Hyperventilation Syndrome
Hyperventilation syndrome is a disorder characterized by intermittent episodes of increases in minute ventilation, together with feelings of doom and anxiety, associated with somatic symptoms such as dyspnea, chest pain, lightheadedness, perioral numbness and tingling, and muscle spasm of the hands and feet. Underlying conditions that may cause or contribute to this syndrome include primary psychological or neurologic dysfunction as well as cardiopulmonary etiologies. The diagnosis of hyperventilation syndrome may be challenging since there are no widely accepted diagnostic criteria. Patients presenting with new-onset hyperventilation require an extensive history, as well as physical examination and screening laboratories to rule out lethal etiologies.

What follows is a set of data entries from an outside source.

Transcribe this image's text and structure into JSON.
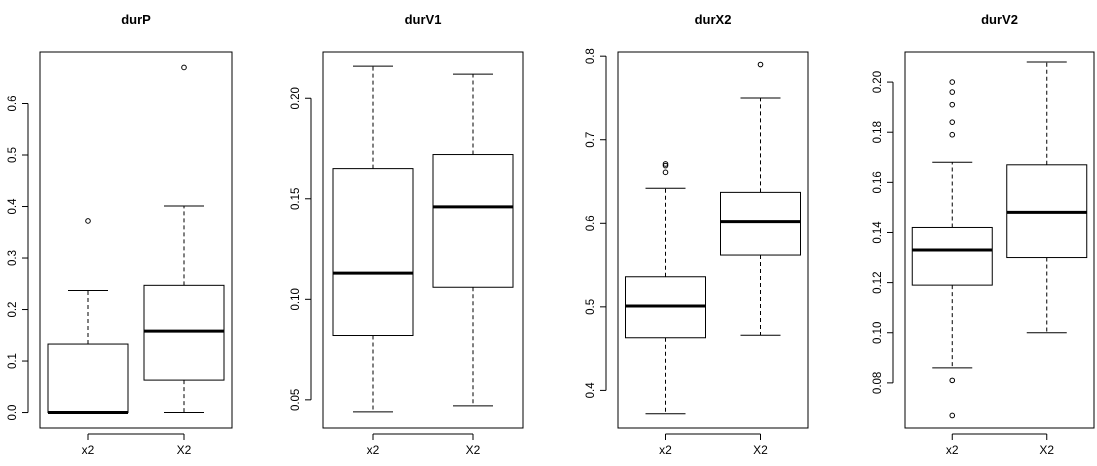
{
  "chart_data": [
    {
      "type": "boxplot",
      "title": "durP",
      "categories": [
        "x2",
        "X2"
      ],
      "ylim": [
        -0.03,
        0.7
      ],
      "yticks": [
        0.0,
        0.1,
        0.2,
        0.3,
        0.4,
        0.5,
        0.6
      ],
      "ytick_labels": [
        "0.0",
        "0.1",
        "0.2",
        "0.3",
        "0.4",
        "0.5",
        "0.6"
      ],
      "boxes": [
        {
          "whisker_low": 0.0,
          "q1": 0.0,
          "median": 0.0,
          "q3": 0.133,
          "whisker_high": 0.237,
          "outliers": [
            0.372
          ]
        },
        {
          "whisker_low": 0.0,
          "q1": 0.063,
          "median": 0.158,
          "q3": 0.247,
          "whisker_high": 0.401,
          "outliers": [
            0.67
          ]
        }
      ]
    },
    {
      "type": "boxplot",
      "title": "durV1",
      "categories": [
        "x2",
        "X2"
      ],
      "ylim": [
        0.036,
        0.223
      ],
      "yticks": [
        0.05,
        0.1,
        0.15,
        0.2
      ],
      "ytick_labels": [
        "0.05",
        "0.10",
        "0.15",
        "0.20"
      ],
      "boxes": [
        {
          "whisker_low": 0.044,
          "q1": 0.082,
          "median": 0.113,
          "q3": 0.165,
          "whisker_high": 0.216,
          "outliers": []
        },
        {
          "whisker_low": 0.047,
          "q1": 0.106,
          "median": 0.146,
          "q3": 0.172,
          "whisker_high": 0.212,
          "outliers": []
        }
      ]
    },
    {
      "type": "boxplot",
      "title": "durX2",
      "categories": [
        "x2",
        "X2"
      ],
      "ylim": [
        0.355,
        0.805
      ],
      "yticks": [
        0.4,
        0.5,
        0.6,
        0.7,
        0.8
      ],
      "ytick_labels": [
        "0.4",
        "0.5",
        "0.6",
        "0.7",
        "0.8"
      ],
      "boxes": [
        {
          "whisker_low": 0.372,
          "q1": 0.463,
          "median": 0.501,
          "q3": 0.536,
          "whisker_high": 0.642,
          "outliers": [
            0.661,
            0.671,
            0.669
          ]
        },
        {
          "whisker_low": 0.466,
          "q1": 0.562,
          "median": 0.602,
          "q3": 0.637,
          "whisker_high": 0.75,
          "outliers": [
            0.79
          ]
        }
      ]
    },
    {
      "type": "boxplot",
      "title": "durV2",
      "categories": [
        "x2",
        "X2"
      ],
      "ylim": [
        0.062,
        0.212
      ],
      "yticks": [
        0.08,
        0.1,
        0.12,
        0.14,
        0.16,
        0.18,
        0.2
      ],
      "ytick_labels": [
        "0.08",
        "0.10",
        "0.12",
        "0.14",
        "0.16",
        "0.18",
        "0.20"
      ],
      "boxes": [
        {
          "whisker_low": 0.086,
          "q1": 0.119,
          "median": 0.133,
          "q3": 0.142,
          "whisker_high": 0.168,
          "outliers": [
            0.081,
            0.067,
            0.179,
            0.184,
            0.191,
            0.196,
            0.2
          ]
        },
        {
          "whisker_low": 0.1,
          "q1": 0.13,
          "median": 0.148,
          "q3": 0.167,
          "whisker_high": 0.208,
          "outliers": []
        }
      ]
    }
  ]
}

Patients with known hyperventilation syndrome from a psychological etiology can benefit from reassurance, breathing therapy, and low doses of benzodiazepines. A study of patients presenting to an ED with hyperventilation syndrome found 30% had previous episodes and more than 50% had a psychiatric comorbidity.
Somatic Symptoms and Related Disorders
Although not necessarily categorized as anxiety disorders, this group of disorders has an undefined but established link to anxiety and depressive disorders and includes somatic symptom disorder, illness anxiety disorder (formerly hypochondriasis), conversion disorder (formerly functional neurological symptom disorder), and psychological factors affecting other medical conditions. With somatic disorders, the patient will complain about one or more physical symptoms, which cause impairment notwithstanding a negative evaluation. These symptoms are not intentionally feigned, as in the case of malingering or factitious disorder. A high utilization of medical services is correlated with these disorders, independent of comorbidity. Patients with somatoform disorders may seek as much psychiatric attention as do those with panic disorder.